What to log…
When you manage & run your applications & systems, logging is an essential and critical component you must enable.
So, the question in logging should be ‘what to log’
For example, those below should be logged in your logging system.
- Requests
- Audit Trail
- Availability
- Threats
- Events
(ref: https://towardsdatascience.com/the-5-most-important-logs-an-application-should-write-53aea35c740f)
Another practice can be introduced below…
https://onloupe.com/solutions/what-should-i-log-in-my-application/
- Application Session start/stop, user Session start/stop, Unhandled Exceptions, Handled Exceptions, Process Entrance and Exit, Significant User Actions. (Button actions, Navigating to a new context, Any message box / modal prompt displayed, Expensive operations), Display Help requests, Cancelled Actions, Log Thread start/stop, Asynchronous request start/stop.
However, you can’t log every you need, as ‘logging is a cost’. You should focus on what/how much. In other words, the log should not be too much nor too little, which is called Goldilogs. Owasp.com also defines poor logging practice. https://owasp.org/www-community/vulnerabilities/Poor_Logging_Practice.
Wastes…:
- Computation resources to log them
- Storage for the logs
- Resource & time to find the event
In “Code That Fits in your head” by Mark Seeman, the log should
- Having repeatability (able to reproduce execution)
- Log only impure actions, no more.
(Ref: https://blog.ploeh.dk/2020/03/23/repeatable-execution/)

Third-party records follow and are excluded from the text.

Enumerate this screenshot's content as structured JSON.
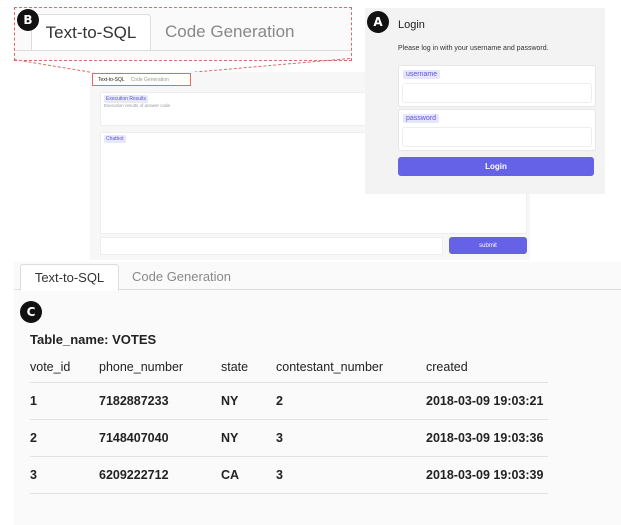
{
  "badges": {
    "a": "A",
    "b": "B",
    "c": "C"
  },
  "tabs": {
    "text_to_sql": "Text-to-SQL",
    "code_generation": "Code Generation"
  },
  "app": {
    "execution_label": "Execution Results",
    "execution_sub": "Execution results of answer code",
    "chatbot_label": "Chatbot",
    "submit_label": "submit"
  },
  "login": {
    "title": "Login",
    "description": "Please log in with your username and password.",
    "username_label": "username",
    "password_label": "password",
    "button_label": "Login"
  },
  "table": {
    "name": "Table_name: VOTES",
    "columns": [
      "vote_id",
      "phone_number",
      "state",
      "contestant_number",
      "created"
    ],
    "rows": [
      [
        "1",
        "7182887233",
        "NY",
        "2",
        "2018-03-09 19:03:21"
      ],
      [
        "2",
        "7148407040",
        "NY",
        "3",
        "2018-03-09 19:03:36"
      ],
      [
        "3",
        "6209222712",
        "CA",
        "3",
        "2018-03-09 19:03:39"
      ]
    ]
  },
  "colors": {
    "accent": "#6562e8",
    "highlight": "#e06a6a"
  }
}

Must consider what NOT to log as well
You should also think about how you avoid unnecessary and useless logs, more seriously, logs that you must not log (e.g., PII data).
- Don’t log deterministic result
Log.Debug($”{x} and {y});
int sum = x + y;
Log.Debug($”Sum is {z});
Do you really think you should log Log.Debug($”Sum is {z}) ? do you want to waste your resources to store that meaningless data? - Avoid logging in tight loops
- The Sensitive information: Logs is another database but with less authentication, authorization check. We put incredible attention to protecting your database and its access whereas almost all can access and see the system & application logs.
Lastly, if the development team spends 100 hours developing their features, they need to spend another 100 hours thinking about their code quality, such as readable, loggable, reusable, testable, etc.
Logging is more important than you think.